Eventually, Doctor Simonson re-entered the room and helped her back onto her chair. “She must have really liked you,” he said. “She doesn’t bite just anyone.” He pulled his shirt aside for a moment to reveal twin scars on his own shoulder, healed and re-healed several times over. “It’s a harmless euphoric, by the way, although we still aren’t sure if it’s addictive or not. We’ve never seen any kind of serpent venom like it before to compare it to.”

Julia smiled dreamily. She still felt a little too dazed and dreamy to talk yet, so she just nodded and listened to Doctor Simonson’s words. “Of course, pythons aren’t generally venomous, but she’s got a lot of other snakes in her ancestry. One of them must have contributed something to the genetic mix.”

Doctor Simonson tilted Julia’s head back so she could look him in the eyes. She felt vaguely disappointed that they didn’t change colors. “Now, Julia...how do you feel about snakes?”

Julia’s smile widened into a blank, beatific grin. “love worship obey honor worship love...” she mumbled in a mindless chant until Doctor Simonson put a finger to her lips, stilling her voice.
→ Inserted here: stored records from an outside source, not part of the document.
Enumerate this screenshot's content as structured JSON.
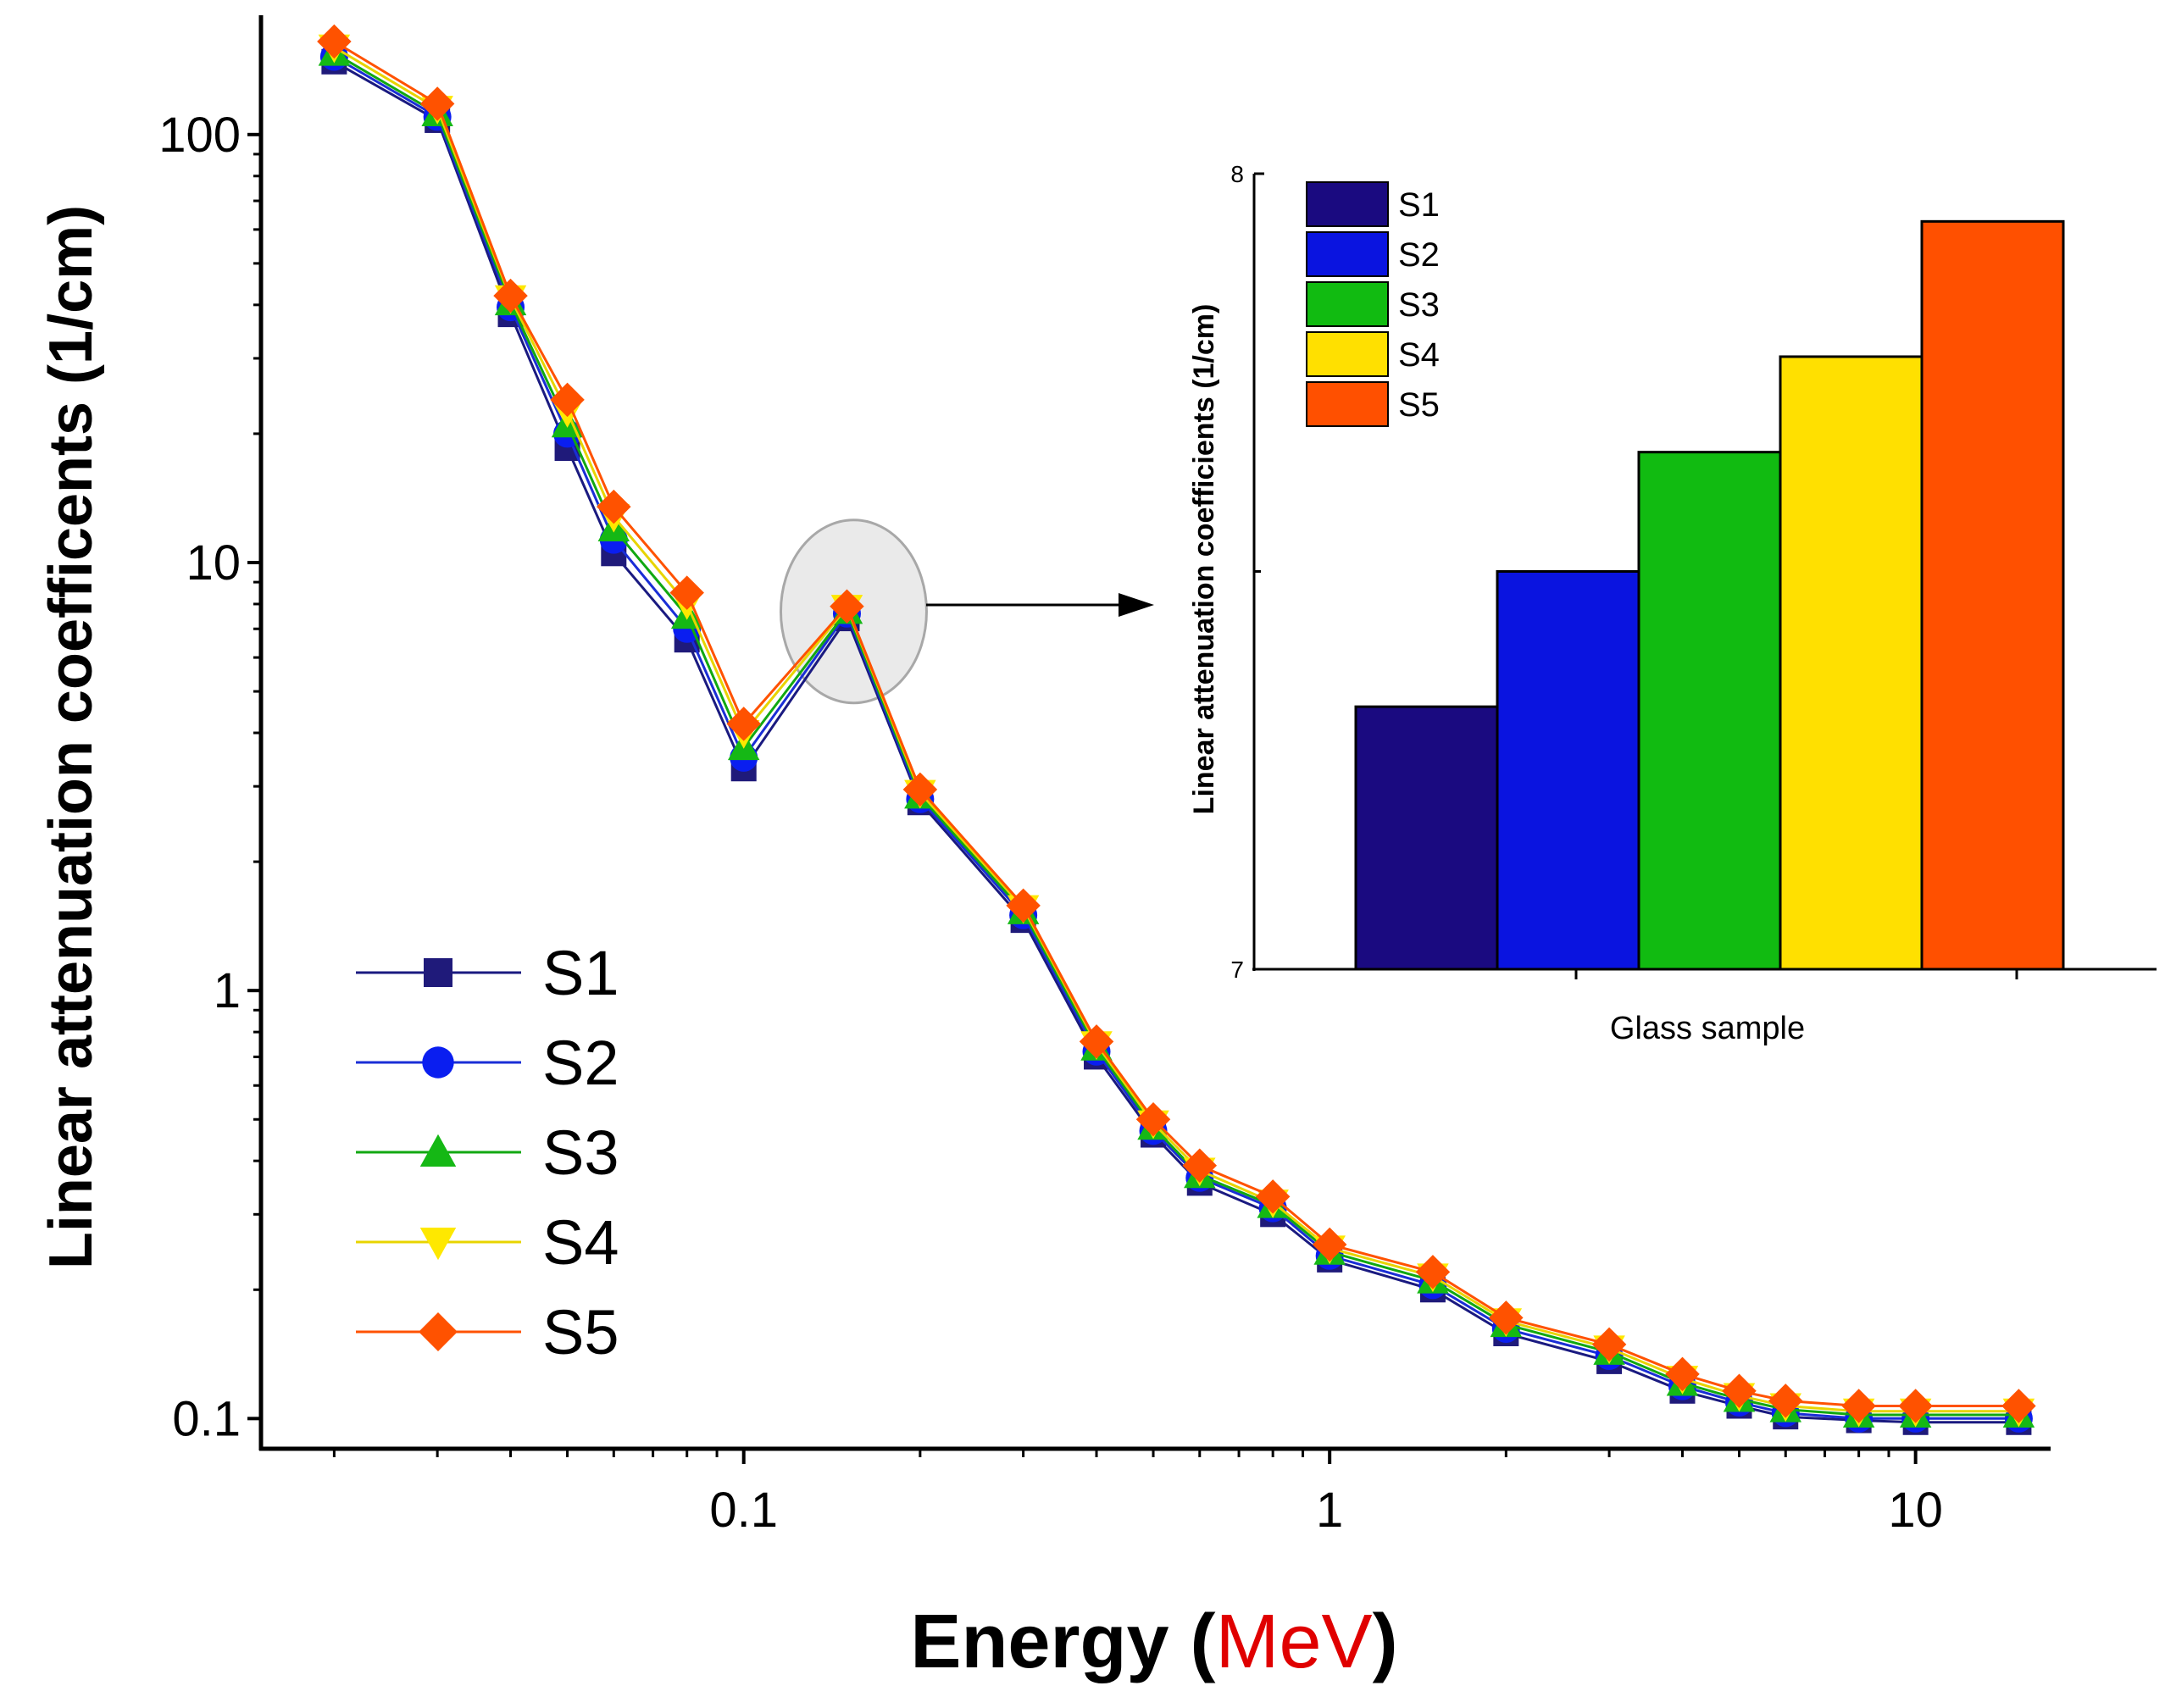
{
  "chart_data": [
    {
      "type": "line",
      "xscale": "log",
      "yscale": "log",
      "xlabel": "Energy",
      "xlabel_prefix": "Energy (",
      "xlabel_unit": "MeV",
      "xlabel_suffix": ")",
      "ylabel": "Linear attenuation coefficents (1/cm)",
      "xlim": [
        0.015,
        17
      ],
      "ylim": [
        0.085,
        190
      ],
      "x_ticks": [
        0.1,
        1,
        10
      ],
      "x_tick_labels": [
        "0.1",
        "1",
        "10"
      ],
      "y_ticks": [
        0.1,
        1,
        10,
        100
      ],
      "y_tick_labels": [
        "0.1",
        "1",
        "10",
        "100"
      ],
      "x": [
        0.02,
        0.03,
        0.04,
        0.05,
        0.06,
        0.08,
        0.1,
        0.15,
        0.2,
        0.3,
        0.4,
        0.5,
        0.6,
        0.8,
        1,
        1.5,
        2,
        3,
        4,
        5,
        6,
        8,
        10,
        15
      ],
      "series": [
        {
          "name": "S1",
          "marker": "square",
          "color": "#1a1a80",
          "markerColor": "#1f1a7a",
          "values": [
            148,
            108,
            38,
            18.5,
            10.5,
            6.6,
            3.3,
            7.4,
            2.75,
            1.46,
            0.7,
            0.46,
            0.355,
            0.3,
            0.235,
            0.2,
            0.158,
            0.136,
            0.116,
            0.107,
            0.101,
            0.099,
            0.098,
            0.098
          ]
        },
        {
          "name": "S2",
          "marker": "circle",
          "color": "#1a2ed6",
          "markerColor": "#0a1ef0",
          "values": [
            152,
            110,
            39.5,
            20,
            11.3,
            7.0,
            3.5,
            7.6,
            2.8,
            1.5,
            0.72,
            0.47,
            0.365,
            0.31,
            0.24,
            0.205,
            0.162,
            0.14,
            0.119,
            0.109,
            0.103,
            0.1,
            0.1,
            0.1
          ]
        },
        {
          "name": "S3",
          "marker": "triangle-up",
          "color": "#11a811",
          "markerColor": "#15b815",
          "values": [
            155,
            112,
            40.5,
            21,
            12.0,
            7.5,
            3.7,
            7.7,
            2.85,
            1.53,
            0.735,
            0.48,
            0.37,
            0.315,
            0.245,
            0.21,
            0.166,
            0.143,
            0.121,
            0.111,
            0.105,
            0.102,
            0.102,
            0.102
          ]
        },
        {
          "name": "S4",
          "marker": "triangle-down",
          "color": "#e8d400",
          "markerColor": "#fee800",
          "values": [
            160,
            115,
            41.5,
            22.5,
            12.8,
            8.0,
            4.0,
            7.85,
            2.9,
            1.56,
            0.75,
            0.49,
            0.38,
            0.32,
            0.25,
            0.215,
            0.169,
            0.146,
            0.124,
            0.113,
            0.107,
            0.104,
            0.104,
            0.104
          ]
        },
        {
          "name": "S5",
          "marker": "diamond",
          "color": "#ff5200",
          "markerColor": "#ff5200",
          "values": [
            165,
            118,
            42,
            24,
            13.5,
            8.5,
            4.2,
            7.9,
            2.95,
            1.58,
            0.76,
            0.5,
            0.39,
            0.33,
            0.255,
            0.22,
            0.172,
            0.149,
            0.127,
            0.116,
            0.11,
            0.107,
            0.107,
            0.107
          ]
        }
      ]
    },
    {
      "type": "bar",
      "title": "",
      "xlabel": "Glass sample",
      "ylabel": "Linear attenuation coefficients (1/cm)",
      "ylim": [
        7,
        8
      ],
      "y_tick_labels": [
        "7",
        "8"
      ],
      "categories": [
        "S1",
        "S2",
        "S3",
        "S4",
        "S5"
      ],
      "values": [
        7.33,
        7.5,
        7.65,
        7.77,
        7.94
      ],
      "colors": [
        "#1a0a80",
        "#0a14e0",
        "#11bb11",
        "#ffe000",
        "#ff5000"
      ]
    }
  ],
  "annotations": {
    "highlight_target": {
      "x": 0.15,
      "y": 7.9
    }
  }
}
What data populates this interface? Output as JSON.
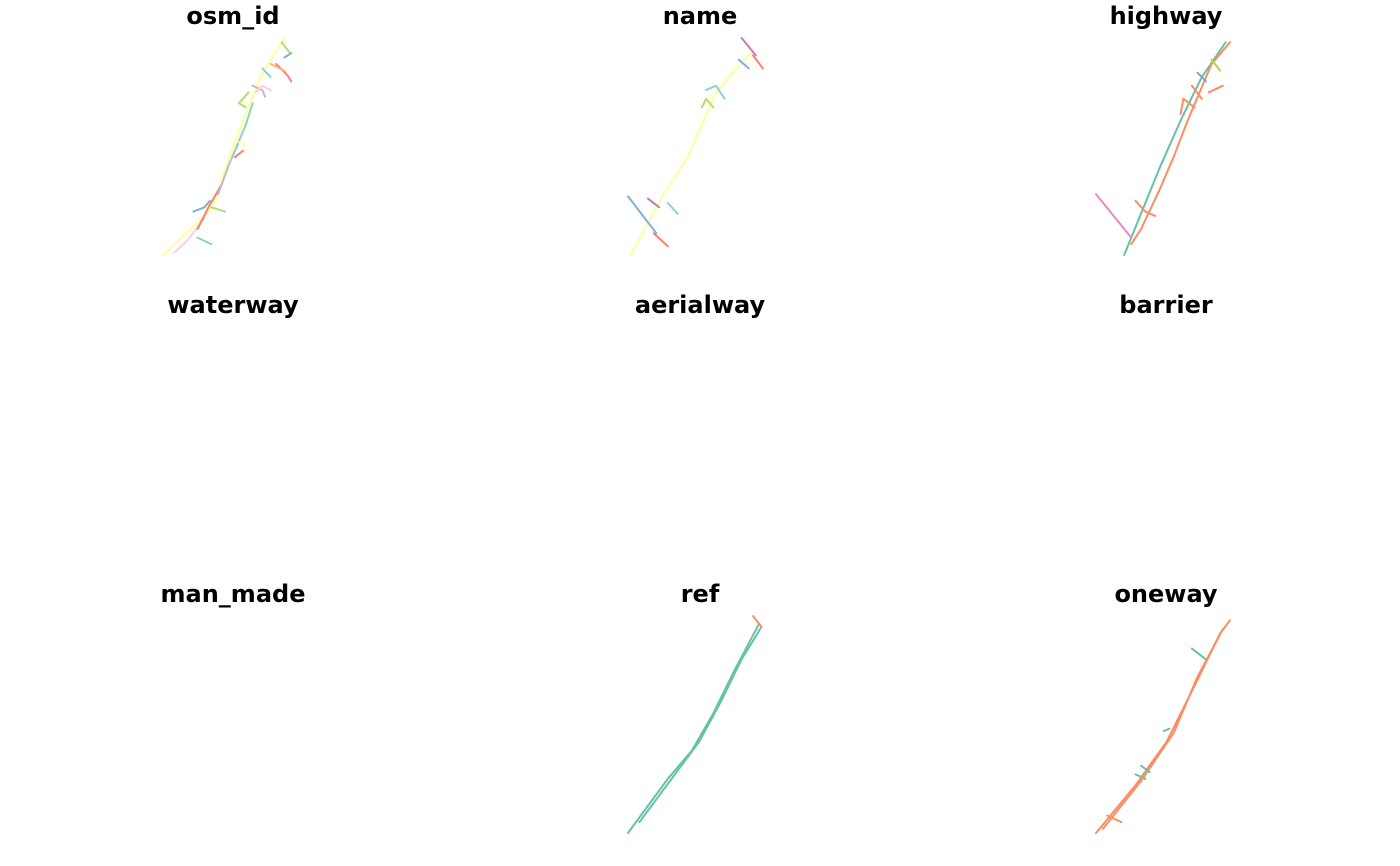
{
  "chart_data": {
    "type": "small-multiples-map",
    "grid": {
      "rows": 3,
      "cols": 3
    },
    "panels": [
      {
        "title": "osm_id",
        "lines": [
          {
            "color": "#ffff99",
            "pts": [
              [
                0,
                0
              ],
              [
                0.32,
                0.19
              ],
              [
                0.38,
                0.25
              ],
              [
                0.45,
                0.4
              ],
              [
                0.58,
                0.62
              ],
              [
                0.72,
                0.84
              ],
              [
                0.88,
                1
              ]
            ]
          },
          {
            "color": "#fccde5",
            "pts": [
              [
                0.08,
                0.01
              ],
              [
                0.18,
                0.07
              ],
              [
                0.3,
                0.17
              ]
            ]
          },
          {
            "color": "#fb8072",
            "pts": [
              [
                0.25,
                0.12
              ],
              [
                0.33,
                0.22
              ],
              [
                0.42,
                0.32
              ]
            ]
          },
          {
            "color": "#bebada",
            "pts": [
              [
                0.4,
                0.28
              ],
              [
                0.48,
                0.42
              ],
              [
                0.55,
                0.52
              ]
            ]
          },
          {
            "color": "#8dd3c7",
            "pts": [
              [
                0.5,
                0.45
              ],
              [
                0.6,
                0.6
              ],
              [
                0.65,
                0.7
              ]
            ]
          },
          {
            "color": "#80b1d3",
            "pts": [
              [
                0.22,
                0.2
              ],
              [
                0.3,
                0.22
              ],
              [
                0.34,
                0.25
              ]
            ]
          },
          {
            "color": "#b3de69",
            "pts": [
              [
                0.35,
                0.22
              ],
              [
                0.45,
                0.2
              ]
            ]
          },
          {
            "color": "#8dd3c7",
            "pts": [
              [
                0.25,
                0.08
              ],
              [
                0.35,
                0.05
              ]
            ]
          },
          {
            "color": "#ffffb3",
            "pts": [
              [
                0.55,
                0.52
              ],
              [
                0.62,
                0.5
              ]
            ]
          },
          {
            "color": "#fb8072",
            "pts": [
              [
                0.52,
                0.45
              ],
              [
                0.58,
                0.48
              ]
            ]
          },
          {
            "color": "#b3de69",
            "pts": [
              [
                0.6,
                0.68
              ],
              [
                0.55,
                0.7
              ],
              [
                0.58,
                0.72
              ],
              [
                0.62,
                0.75
              ]
            ]
          },
          {
            "color": "#bebada",
            "pts": [
              [
                0.65,
                0.78
              ],
              [
                0.72,
                0.76
              ],
              [
                0.74,
                0.73
              ]
            ]
          },
          {
            "color": "#fccde5",
            "pts": [
              [
                0.67,
                0.75
              ],
              [
                0.72,
                0.78
              ],
              [
                0.78,
                0.76
              ]
            ]
          },
          {
            "color": "#8dd3c7",
            "pts": [
              [
                0.72,
                0.86
              ],
              [
                0.78,
                0.82
              ]
            ]
          },
          {
            "color": "#fb8072",
            "pts": [
              [
                0.82,
                0.88
              ],
              [
                0.9,
                0.83
              ],
              [
                0.93,
                0.8
              ]
            ]
          },
          {
            "color": "#fdb462",
            "pts": [
              [
                0.78,
                0.88
              ],
              [
                0.88,
                0.85
              ]
            ]
          },
          {
            "color": "#b3de69",
            "pts": [
              [
                0.86,
                0.98
              ],
              [
                0.92,
                0.93
              ]
            ]
          },
          {
            "color": "#80b1d3",
            "pts": [
              [
                0.88,
                0.91
              ],
              [
                0.93,
                0.93
              ]
            ]
          }
        ]
      },
      {
        "title": "name",
        "lines": [
          {
            "color": "#ffff99",
            "pts": [
              [
                0.02,
                0
              ],
              [
                0.25,
                0.28
              ],
              [
                0.42,
                0.45
              ],
              [
                0.52,
                0.6
              ],
              [
                0.62,
                0.75
              ],
              [
                0.75,
                0.85
              ],
              [
                0.88,
                0.94
              ]
            ]
          },
          {
            "color": "#80b1d3",
            "pts": [
              [
                0,
                0.27
              ],
              [
                0.2,
                0.1
              ]
            ]
          },
          {
            "color": "#fb8072",
            "pts": [
              [
                0.18,
                0.1
              ],
              [
                0.28,
                0.04
              ]
            ]
          },
          {
            "color": "#bc80bd",
            "pts": [
              [
                0.14,
                0.26
              ],
              [
                0.22,
                0.22
              ]
            ]
          },
          {
            "color": "#8dd3c7",
            "pts": [
              [
                0.28,
                0.24
              ],
              [
                0.35,
                0.19
              ]
            ]
          },
          {
            "color": "#b3de69",
            "pts": [
              [
                0.52,
                0.68
              ],
              [
                0.55,
                0.72
              ],
              [
                0.6,
                0.68
              ]
            ]
          },
          {
            "color": "#8dd3c7",
            "pts": [
              [
                0.55,
                0.76
              ],
              [
                0.62,
                0.78
              ],
              [
                0.68,
                0.72
              ]
            ]
          },
          {
            "color": "#fb8072",
            "pts": [
              [
                0.88,
                0.92
              ],
              [
                0.95,
                0.86
              ]
            ]
          },
          {
            "color": "#bc80bd",
            "pts": [
              [
                0.8,
                1
              ],
              [
                0.9,
                0.92
              ]
            ]
          },
          {
            "color": "#80b1d3",
            "pts": [
              [
                0.78,
                0.9
              ],
              [
                0.85,
                0.86
              ]
            ]
          }
        ]
      },
      {
        "title": "highway",
        "lines": [
          {
            "color": "#66c2a5",
            "pts": [
              [
                0.2,
                0
              ],
              [
                0.45,
                0.4
              ],
              [
                0.6,
                0.62
              ],
              [
                0.75,
                0.82
              ],
              [
                0.92,
                0.98
              ]
            ]
          },
          {
            "color": "#fc8d62",
            "pts": [
              [
                0.25,
                0.05
              ],
              [
                0.32,
                0.12
              ],
              [
                0.45,
                0.3
              ],
              [
                0.55,
                0.45
              ],
              [
                0.65,
                0.62
              ],
              [
                0.82,
                0.88
              ],
              [
                0.95,
                0.98
              ]
            ]
          },
          {
            "color": "#e78ac3",
            "pts": [
              [
                0,
                0.28
              ],
              [
                0.25,
                0.08
              ]
            ]
          },
          {
            "color": "#fc8d62",
            "pts": [
              [
                0.28,
                0.25
              ],
              [
                0.35,
                0.2
              ],
              [
                0.42,
                0.18
              ]
            ]
          },
          {
            "color": "#fc8d62",
            "pts": [
              [
                0.6,
                0.65
              ],
              [
                0.62,
                0.72
              ],
              [
                0.7,
                0.68
              ]
            ]
          },
          {
            "color": "#fc8d62",
            "pts": [
              [
                0.68,
                0.78
              ],
              [
                0.75,
                0.72
              ]
            ]
          },
          {
            "color": "#8da0cb",
            "pts": [
              [
                0.72,
                0.84
              ],
              [
                0.78,
                0.8
              ]
            ]
          },
          {
            "color": "#a6d854",
            "pts": [
              [
                0.82,
                0.9
              ],
              [
                0.88,
                0.85
              ]
            ]
          },
          {
            "color": "#fc8d62",
            "pts": [
              [
                0.8,
                0.75
              ],
              [
                0.9,
                0.78
              ]
            ]
          }
        ]
      },
      {
        "title": "waterway",
        "lines": []
      },
      {
        "title": "aerialway",
        "lines": []
      },
      {
        "title": "barrier",
        "lines": []
      },
      {
        "title": "man_made",
        "lines": []
      },
      {
        "title": "ref",
        "lines": [
          {
            "color": "#66c2a5",
            "pts": [
              [
                0,
                0
              ],
              [
                0.28,
                0.25
              ],
              [
                0.45,
                0.38
              ],
              [
                0.6,
                0.55
              ],
              [
                0.75,
                0.75
              ],
              [
                0.92,
                0.96
              ]
            ]
          },
          {
            "color": "#66c2a5",
            "pts": [
              [
                0.08,
                0.05
              ],
              [
                0.33,
                0.27
              ],
              [
                0.5,
                0.42
              ],
              [
                0.65,
                0.6
              ],
              [
                0.8,
                0.8
              ],
              [
                0.94,
                0.95
              ]
            ]
          },
          {
            "color": "#fc8d62",
            "pts": [
              [
                0.88,
                1
              ],
              [
                0.94,
                0.95
              ]
            ]
          }
        ]
      },
      {
        "title": "oneway",
        "lines": [
          {
            "color": "#fc8d62",
            "pts": [
              [
                0,
                0
              ],
              [
                0.28,
                0.22
              ],
              [
                0.5,
                0.42
              ],
              [
                0.7,
                0.68
              ],
              [
                0.88,
                0.92
              ],
              [
                0.95,
                0.98
              ]
            ]
          },
          {
            "color": "#fc8d62",
            "pts": [
              [
                0.05,
                0.02
              ],
              [
                0.32,
                0.24
              ],
              [
                0.55,
                0.46
              ],
              [
                0.72,
                0.72
              ],
              [
                0.9,
                0.94
              ]
            ]
          },
          {
            "color": "#66c2a5",
            "pts": [
              [
                0.68,
                0.85
              ],
              [
                0.78,
                0.8
              ]
            ]
          },
          {
            "color": "#66c2a5",
            "pts": [
              [
                0.48,
                0.47
              ],
              [
                0.52,
                0.48
              ]
            ]
          },
          {
            "color": "#66c2a5",
            "pts": [
              [
                0.28,
                0.27
              ],
              [
                0.35,
                0.25
              ]
            ]
          },
          {
            "color": "#66c2a5",
            "pts": [
              [
                0.32,
                0.31
              ],
              [
                0.38,
                0.28
              ]
            ]
          },
          {
            "color": "#fc8d62",
            "pts": [
              [
                0.08,
                0.08
              ],
              [
                0.18,
                0.05
              ]
            ]
          }
        ]
      }
    ]
  }
}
“Good girl,” he replied. “It sounds like the initial treatment was very successful...” Julia saw it in his eyes for a moment as his face went ever so slightly slack and expressionless. She knew that she was not alone in her devotion. “...but I think that Rosa would like for me to schedule a follow-up session for you in the near future.” His eyes were distant now, seemingly staring at nothing, but Julia knew he was seeing the endless bands of pulsing light that captivated her still. “She doesn’t speak, but she has a way of letting you know what she wants. You’ll learn, in time.”

Julia whimpered in anticipation at the promise of his words. She sagged onto the chair, letting her mind slip back once again to the endless fall into Rosa’s serpentine gaze.